President Bush yesterday repeated his condemnation of unregulated money that he said was "pouring" into the political process. But he stopped short of denouncing the ad by Swift Boat Veterans for Truth, which is being aired in three battleground states and is funded largely by Republicans.
Bush praised Kerry's military service in Vietnam. "I think Senator Kerry served admirably, and he ought to be proud of his record," he said.
But, pressed several times by reporters at his ranch in Crawford, Tex., about whether he would specifically condemn the ad, Bush would only say: "That means that ad and every other ad. I'm denouncing all the stuff."
In Oshkosh, Wis., Kerry's running mate, John Edwards, blasted Bush for not being more critical of the ad and the claims by the group. "Today, George Bush faced his moment of truth and he failed," said Edwards, who has repeatedly called on the president to denounce the veterans group's ad. "He failed to condemn the specific attacks on John Kerry's military record. We didn't need to hear a politician's answer, but unfortunately that's what we got."
Adm. Roy Hoffmann, a founder of the anti-Kerry group, issued a statement in response to Bush's comment: "It would make no difference if John Kerry were a Republican, Democrat or an Independent, Swift Boat Veterans would still be speaking the truth concerning John Kerry's military service record in Vietnam, his actions after returning home and his lack of qualifications to be the next Commander in Chief."
While getting off to a slow start in responding to the ad, Kerry's campaign is frantically trying to mobilize veterans to speak out. Former senator Max Cleland (D-Ga.), who lost three limbs in Vietnam, spent the weekend in Wisconsin denouncing the Swift boat ads and attacks, and Kerry's crewmates have been fanning out across the country to defend him.
In Pennsylvania, crewmate Del Sandusky said at a news conference that he witnessed the combat missions for which Kerry received Silver and Bronze stars and two of his three Purple Hearts. "He deserved every one of his medals," Sandusky said.
William L. Sweidel, a decorated Korean War veteran who appeared with Sandusky, said later that he voted for both Bushes for president but will support Kerry because of these attacks. "I called the campaign to express outrage. I was disappointed. I was diminished," Sweidel said. "Nobody was talking about how it was hurting all veterans to have them criticize Kerry's medals. The whole system is now suspect based on what these people are saying. It's pernicious."

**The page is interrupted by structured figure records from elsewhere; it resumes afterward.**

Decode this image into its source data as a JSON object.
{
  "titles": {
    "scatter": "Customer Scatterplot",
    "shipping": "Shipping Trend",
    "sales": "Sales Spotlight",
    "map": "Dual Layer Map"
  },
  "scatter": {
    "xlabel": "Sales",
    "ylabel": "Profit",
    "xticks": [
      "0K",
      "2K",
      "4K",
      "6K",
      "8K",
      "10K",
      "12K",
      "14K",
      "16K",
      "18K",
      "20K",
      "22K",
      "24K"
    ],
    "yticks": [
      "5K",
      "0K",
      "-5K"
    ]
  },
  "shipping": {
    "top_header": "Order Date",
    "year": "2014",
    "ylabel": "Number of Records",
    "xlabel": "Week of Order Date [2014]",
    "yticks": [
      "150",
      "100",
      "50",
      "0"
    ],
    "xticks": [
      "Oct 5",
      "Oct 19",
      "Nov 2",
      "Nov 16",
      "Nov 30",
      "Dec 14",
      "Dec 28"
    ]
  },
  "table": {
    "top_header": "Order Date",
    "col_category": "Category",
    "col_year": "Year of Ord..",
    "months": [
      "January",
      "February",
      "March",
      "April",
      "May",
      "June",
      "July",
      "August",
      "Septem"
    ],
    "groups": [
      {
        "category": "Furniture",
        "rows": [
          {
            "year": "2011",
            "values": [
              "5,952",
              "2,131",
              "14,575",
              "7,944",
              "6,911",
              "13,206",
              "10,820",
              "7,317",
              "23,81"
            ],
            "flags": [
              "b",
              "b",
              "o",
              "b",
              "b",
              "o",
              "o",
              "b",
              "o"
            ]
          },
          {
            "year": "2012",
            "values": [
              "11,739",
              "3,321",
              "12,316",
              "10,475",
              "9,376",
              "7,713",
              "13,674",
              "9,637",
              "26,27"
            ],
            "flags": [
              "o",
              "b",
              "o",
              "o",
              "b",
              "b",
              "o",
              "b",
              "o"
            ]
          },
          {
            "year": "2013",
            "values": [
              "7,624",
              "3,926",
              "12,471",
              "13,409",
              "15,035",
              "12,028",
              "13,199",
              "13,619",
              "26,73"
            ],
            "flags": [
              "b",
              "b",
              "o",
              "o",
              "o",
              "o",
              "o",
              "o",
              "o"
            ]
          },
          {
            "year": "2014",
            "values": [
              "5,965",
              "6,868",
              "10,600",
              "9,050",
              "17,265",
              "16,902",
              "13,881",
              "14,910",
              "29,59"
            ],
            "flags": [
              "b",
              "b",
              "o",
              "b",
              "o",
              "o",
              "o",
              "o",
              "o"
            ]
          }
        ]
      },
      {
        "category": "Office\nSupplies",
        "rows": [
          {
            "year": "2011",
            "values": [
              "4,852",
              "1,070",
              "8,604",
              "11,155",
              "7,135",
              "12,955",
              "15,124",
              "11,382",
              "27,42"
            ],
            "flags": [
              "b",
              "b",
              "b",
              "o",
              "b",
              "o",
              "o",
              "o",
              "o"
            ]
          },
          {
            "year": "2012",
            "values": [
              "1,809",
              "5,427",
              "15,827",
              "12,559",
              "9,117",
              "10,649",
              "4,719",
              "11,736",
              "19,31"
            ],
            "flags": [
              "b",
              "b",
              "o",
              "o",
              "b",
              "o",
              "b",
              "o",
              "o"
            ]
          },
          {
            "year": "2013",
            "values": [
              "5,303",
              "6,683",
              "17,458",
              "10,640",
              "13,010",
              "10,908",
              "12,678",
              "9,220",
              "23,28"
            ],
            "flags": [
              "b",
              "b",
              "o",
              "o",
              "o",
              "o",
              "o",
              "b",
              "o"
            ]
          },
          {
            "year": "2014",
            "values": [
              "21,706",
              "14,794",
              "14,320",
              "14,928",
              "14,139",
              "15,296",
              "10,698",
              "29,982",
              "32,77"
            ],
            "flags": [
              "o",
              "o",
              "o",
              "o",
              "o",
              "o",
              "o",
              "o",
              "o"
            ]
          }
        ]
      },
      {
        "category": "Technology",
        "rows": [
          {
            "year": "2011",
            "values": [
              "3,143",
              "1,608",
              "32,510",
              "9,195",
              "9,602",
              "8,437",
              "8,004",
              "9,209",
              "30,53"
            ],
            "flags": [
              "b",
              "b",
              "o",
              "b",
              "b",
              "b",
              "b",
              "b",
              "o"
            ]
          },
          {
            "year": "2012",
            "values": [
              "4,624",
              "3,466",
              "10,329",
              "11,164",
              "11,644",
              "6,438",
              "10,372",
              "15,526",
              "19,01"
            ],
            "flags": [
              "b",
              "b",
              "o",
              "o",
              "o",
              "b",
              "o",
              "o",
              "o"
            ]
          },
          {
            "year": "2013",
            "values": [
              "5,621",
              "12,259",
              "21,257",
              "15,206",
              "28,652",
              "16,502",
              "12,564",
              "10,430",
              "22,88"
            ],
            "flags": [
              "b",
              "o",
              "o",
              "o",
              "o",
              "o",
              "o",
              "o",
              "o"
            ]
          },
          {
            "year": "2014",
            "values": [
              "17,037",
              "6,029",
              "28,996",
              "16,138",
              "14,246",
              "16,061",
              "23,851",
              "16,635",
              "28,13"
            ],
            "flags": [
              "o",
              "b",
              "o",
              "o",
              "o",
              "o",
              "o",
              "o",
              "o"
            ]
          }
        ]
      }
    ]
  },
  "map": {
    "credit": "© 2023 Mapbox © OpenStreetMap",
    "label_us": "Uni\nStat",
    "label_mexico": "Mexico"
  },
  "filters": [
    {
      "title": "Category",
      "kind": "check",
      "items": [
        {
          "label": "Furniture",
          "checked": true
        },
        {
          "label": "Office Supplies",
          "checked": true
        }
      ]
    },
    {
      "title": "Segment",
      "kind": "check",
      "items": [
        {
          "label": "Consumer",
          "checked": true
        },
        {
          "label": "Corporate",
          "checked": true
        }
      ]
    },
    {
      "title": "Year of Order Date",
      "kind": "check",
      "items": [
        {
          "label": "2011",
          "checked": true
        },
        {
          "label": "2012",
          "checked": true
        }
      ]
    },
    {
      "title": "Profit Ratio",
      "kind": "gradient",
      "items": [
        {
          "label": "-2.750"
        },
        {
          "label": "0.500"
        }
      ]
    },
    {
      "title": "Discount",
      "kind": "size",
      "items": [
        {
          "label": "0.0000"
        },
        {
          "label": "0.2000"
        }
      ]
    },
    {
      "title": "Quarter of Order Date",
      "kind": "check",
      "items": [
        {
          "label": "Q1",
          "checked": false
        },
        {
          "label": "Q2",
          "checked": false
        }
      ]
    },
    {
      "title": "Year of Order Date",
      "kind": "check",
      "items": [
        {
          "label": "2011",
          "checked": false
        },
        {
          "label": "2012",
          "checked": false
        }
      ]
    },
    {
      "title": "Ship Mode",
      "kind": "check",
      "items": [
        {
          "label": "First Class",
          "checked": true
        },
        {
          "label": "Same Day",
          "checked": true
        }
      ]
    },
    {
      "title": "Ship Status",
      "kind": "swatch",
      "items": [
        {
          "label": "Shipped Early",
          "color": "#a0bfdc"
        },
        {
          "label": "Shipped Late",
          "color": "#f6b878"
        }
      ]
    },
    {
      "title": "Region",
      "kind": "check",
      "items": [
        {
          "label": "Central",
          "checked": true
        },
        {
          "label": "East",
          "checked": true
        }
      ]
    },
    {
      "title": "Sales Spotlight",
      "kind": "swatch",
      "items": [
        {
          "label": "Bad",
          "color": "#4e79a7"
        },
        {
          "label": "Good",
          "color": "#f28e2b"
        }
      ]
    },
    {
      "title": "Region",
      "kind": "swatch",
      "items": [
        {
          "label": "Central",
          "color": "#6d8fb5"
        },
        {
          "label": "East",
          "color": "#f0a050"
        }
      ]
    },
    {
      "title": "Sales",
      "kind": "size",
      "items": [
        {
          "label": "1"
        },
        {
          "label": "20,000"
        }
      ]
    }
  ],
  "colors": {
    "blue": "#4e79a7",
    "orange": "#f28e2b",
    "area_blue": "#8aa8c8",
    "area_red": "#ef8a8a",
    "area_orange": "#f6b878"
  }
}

Phil Butler, who spent eight years as a prisoner of war in Vietnam, took issue with suggestions by Swift Boat Veterans for Truth that Kerry's antiwar protests caused the POWs to be treated badly. "I lived with two of the POWs who are now in that group -- Mr. [Ken] Courdier and Mr. [Paul] Gallanti -- and I am telling you, they are full of it. We never heard a blooming thing about John Kerry while we were there," said Butler, who contacted the campaign months ago to support Kerry and only recently heard back from Kerry's veterans coordinator, John Hurley.
Butler said that while he was tortured and mistreated until 1969, by the time Kerry was protesting the war and speaking before the Senate Armed Services Committee in 1971, the POWs were better treated.